Evelynn M. Hammonds H’11
Barbara Gutmann Rosenkrantz Professor of the History of Science, and Professor of African and African American Studies at Harvard University
Professor of Social and Behavioral Sciences, Harvard T.H. Chan School of Public Health, Harvard University
Audre Lorde Visiting Professor of Queer Studies, Spelman College
Watertown, MA and Atlanta, GA
Years of Service: 2017–2027
Evelynn M. Hammonds is the Barbara Gutmann Rosenkrantz Professor of the History of Science, Professor of African and African American Studies, and Professor of Social and Behavioral Sciences all at Harvard University. She was the first Senior Vice Provost for Faculty Development and Diversity at Harvard (2005-2008). From 2008 to 2013 she served as Dean of Harvard College. She is the former Chair of the Department of the History of Science and current director of the Project on Race & Gender in Science & Medicine at the Hutchins Center for African and African American Research at Harvard. Hammonds is the inaugural Audre Lorde Visiting Professor of Queer Studies at Spelman College (2022-2023).

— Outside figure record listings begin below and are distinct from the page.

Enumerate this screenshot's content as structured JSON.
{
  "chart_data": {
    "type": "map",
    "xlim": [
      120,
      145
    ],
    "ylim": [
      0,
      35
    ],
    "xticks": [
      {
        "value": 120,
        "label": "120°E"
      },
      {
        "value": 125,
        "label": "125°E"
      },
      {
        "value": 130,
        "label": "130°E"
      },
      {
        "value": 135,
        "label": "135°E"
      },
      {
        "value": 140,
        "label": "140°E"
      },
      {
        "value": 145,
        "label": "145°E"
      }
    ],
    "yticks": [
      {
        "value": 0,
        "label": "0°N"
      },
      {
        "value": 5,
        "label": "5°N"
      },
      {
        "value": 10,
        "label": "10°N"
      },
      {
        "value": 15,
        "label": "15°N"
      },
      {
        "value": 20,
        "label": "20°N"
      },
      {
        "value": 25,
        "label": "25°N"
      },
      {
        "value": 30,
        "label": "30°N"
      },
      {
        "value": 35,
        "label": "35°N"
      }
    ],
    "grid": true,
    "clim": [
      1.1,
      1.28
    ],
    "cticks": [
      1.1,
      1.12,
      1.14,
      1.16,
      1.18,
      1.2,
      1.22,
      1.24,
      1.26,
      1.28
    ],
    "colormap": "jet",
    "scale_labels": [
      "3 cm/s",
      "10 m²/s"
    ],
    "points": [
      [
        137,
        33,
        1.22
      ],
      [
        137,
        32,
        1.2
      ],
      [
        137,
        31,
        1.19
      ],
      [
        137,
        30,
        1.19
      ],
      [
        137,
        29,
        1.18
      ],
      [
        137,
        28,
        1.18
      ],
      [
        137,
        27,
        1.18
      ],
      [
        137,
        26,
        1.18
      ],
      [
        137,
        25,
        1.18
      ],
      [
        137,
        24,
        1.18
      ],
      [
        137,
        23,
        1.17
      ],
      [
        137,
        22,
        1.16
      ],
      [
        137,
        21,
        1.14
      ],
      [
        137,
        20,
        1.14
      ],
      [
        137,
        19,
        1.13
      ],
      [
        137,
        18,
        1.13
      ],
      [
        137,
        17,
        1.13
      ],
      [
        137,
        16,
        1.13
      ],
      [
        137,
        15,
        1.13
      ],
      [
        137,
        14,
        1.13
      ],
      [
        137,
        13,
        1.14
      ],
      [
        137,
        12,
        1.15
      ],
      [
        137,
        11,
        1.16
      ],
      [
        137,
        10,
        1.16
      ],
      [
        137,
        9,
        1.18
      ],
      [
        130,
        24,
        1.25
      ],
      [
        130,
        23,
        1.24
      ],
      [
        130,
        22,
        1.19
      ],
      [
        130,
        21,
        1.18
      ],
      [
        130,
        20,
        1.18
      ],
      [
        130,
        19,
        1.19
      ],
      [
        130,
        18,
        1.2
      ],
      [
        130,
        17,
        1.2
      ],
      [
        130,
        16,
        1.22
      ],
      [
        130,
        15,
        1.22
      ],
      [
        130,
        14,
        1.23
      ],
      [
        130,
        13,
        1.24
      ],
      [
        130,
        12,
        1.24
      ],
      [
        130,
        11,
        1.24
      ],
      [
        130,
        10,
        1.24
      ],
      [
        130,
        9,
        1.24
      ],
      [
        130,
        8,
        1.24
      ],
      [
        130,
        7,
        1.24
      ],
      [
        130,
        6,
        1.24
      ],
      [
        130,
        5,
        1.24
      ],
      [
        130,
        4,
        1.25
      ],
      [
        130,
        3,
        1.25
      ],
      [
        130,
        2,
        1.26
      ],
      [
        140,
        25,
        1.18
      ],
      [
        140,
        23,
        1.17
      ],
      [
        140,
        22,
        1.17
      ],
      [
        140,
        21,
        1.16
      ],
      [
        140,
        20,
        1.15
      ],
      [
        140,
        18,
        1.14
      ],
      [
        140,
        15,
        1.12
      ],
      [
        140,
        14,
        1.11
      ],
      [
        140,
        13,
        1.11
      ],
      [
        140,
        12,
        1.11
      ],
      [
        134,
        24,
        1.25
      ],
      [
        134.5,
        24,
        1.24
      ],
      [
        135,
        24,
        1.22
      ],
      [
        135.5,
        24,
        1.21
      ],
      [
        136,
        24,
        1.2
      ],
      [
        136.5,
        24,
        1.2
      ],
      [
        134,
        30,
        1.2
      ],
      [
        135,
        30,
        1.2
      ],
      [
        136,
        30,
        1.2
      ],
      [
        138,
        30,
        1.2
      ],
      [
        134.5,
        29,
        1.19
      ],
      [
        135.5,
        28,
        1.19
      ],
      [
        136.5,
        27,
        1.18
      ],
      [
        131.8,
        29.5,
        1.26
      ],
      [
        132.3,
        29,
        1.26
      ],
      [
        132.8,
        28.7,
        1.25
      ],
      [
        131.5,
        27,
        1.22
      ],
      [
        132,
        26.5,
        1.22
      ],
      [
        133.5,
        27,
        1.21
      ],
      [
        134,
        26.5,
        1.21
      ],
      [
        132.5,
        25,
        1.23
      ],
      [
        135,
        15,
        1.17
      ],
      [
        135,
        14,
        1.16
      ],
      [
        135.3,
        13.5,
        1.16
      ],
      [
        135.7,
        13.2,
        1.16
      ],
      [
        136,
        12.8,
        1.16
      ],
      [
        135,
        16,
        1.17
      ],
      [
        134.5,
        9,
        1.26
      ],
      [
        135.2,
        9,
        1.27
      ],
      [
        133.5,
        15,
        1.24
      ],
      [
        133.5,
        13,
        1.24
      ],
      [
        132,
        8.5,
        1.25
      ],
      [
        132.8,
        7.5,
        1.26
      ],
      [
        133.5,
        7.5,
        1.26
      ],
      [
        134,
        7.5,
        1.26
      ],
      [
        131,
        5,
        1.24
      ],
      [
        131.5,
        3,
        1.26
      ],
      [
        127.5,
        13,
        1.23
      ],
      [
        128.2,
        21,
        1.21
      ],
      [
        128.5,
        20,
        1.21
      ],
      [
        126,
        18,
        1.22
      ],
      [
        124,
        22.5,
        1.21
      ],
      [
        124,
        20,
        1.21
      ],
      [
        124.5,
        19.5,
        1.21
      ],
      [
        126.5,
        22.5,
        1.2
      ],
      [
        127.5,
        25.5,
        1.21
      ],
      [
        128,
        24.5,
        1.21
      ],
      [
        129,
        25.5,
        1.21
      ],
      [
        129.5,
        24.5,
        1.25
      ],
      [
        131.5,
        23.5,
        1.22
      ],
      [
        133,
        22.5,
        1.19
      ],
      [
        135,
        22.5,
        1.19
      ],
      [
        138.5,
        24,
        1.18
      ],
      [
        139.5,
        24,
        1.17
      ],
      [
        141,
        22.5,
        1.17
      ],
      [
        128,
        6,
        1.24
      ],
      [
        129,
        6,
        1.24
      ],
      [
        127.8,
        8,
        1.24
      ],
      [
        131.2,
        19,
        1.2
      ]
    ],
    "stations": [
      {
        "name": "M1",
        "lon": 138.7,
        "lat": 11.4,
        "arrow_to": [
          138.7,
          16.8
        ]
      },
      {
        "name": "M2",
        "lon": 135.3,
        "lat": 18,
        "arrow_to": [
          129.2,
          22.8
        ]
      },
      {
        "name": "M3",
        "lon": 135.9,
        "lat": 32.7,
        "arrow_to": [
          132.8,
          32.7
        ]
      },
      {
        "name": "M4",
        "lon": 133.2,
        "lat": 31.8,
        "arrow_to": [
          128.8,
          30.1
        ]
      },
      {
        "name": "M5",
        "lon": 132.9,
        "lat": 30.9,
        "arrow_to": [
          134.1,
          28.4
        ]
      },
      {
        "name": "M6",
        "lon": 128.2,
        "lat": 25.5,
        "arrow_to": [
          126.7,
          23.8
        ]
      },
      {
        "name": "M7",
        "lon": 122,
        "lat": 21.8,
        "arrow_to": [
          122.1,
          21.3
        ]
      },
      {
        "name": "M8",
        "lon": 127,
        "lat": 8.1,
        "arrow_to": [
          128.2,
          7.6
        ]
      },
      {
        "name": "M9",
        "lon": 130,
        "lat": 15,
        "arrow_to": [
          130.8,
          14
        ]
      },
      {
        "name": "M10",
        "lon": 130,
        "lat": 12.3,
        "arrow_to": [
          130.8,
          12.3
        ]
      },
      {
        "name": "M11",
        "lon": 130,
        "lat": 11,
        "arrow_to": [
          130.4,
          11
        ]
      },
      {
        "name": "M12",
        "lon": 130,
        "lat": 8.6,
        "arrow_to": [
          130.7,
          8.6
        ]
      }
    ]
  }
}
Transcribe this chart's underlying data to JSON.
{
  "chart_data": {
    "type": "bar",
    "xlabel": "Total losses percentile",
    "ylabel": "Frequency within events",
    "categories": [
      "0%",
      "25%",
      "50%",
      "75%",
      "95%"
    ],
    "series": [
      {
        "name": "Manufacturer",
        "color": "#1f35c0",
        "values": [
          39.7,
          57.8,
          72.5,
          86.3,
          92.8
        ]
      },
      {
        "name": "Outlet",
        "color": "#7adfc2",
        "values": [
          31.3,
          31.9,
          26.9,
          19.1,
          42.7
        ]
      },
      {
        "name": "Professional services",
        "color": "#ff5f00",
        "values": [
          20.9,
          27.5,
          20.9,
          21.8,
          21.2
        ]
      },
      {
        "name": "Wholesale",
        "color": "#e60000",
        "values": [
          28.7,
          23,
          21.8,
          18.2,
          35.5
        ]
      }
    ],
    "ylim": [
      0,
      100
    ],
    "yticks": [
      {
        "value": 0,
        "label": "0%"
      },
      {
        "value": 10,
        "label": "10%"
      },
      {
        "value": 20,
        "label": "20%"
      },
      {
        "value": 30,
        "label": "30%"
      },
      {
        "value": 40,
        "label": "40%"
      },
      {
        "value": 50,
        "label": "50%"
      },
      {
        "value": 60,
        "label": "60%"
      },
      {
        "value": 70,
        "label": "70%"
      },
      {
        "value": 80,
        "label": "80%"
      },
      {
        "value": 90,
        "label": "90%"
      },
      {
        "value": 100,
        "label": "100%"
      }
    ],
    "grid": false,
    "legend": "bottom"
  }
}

Evelynn’s areas of research include the histories of science, medicine and public health in the United States; race and gender in science studies; feminist theory and African American history. She is the author of Childhood’s Deadly Scourge: The Campaign to Control Diphtheria in New York City, 1880-1930 (1999). She was co-editor with Jennifer M. Shephard and Stephen M. Kosslyn of The Harvard Sampler: Liberal Education for the Twenty-First Century (2011) and with Rebecca Herzig, The Nature of Difference: Sciences of Race in the United States from Jefferson to Genomics (2008; and 2013.) Her current work focuses on the intersection of scientific, medical and socio-political concepts of race in the United States.
Evelynn was named a Fellow of the Association of Women in Science (AWIS) in 2008. She has served on the boards of Spelman College, the Arcus Foundation, the Museum of Science in Boston, and Bates College. She is an elected member of the National Academy of Medicine (NAM) and the American Academy of Arts and Sciences. She holds honorary degrees from Spelman College and Bates College.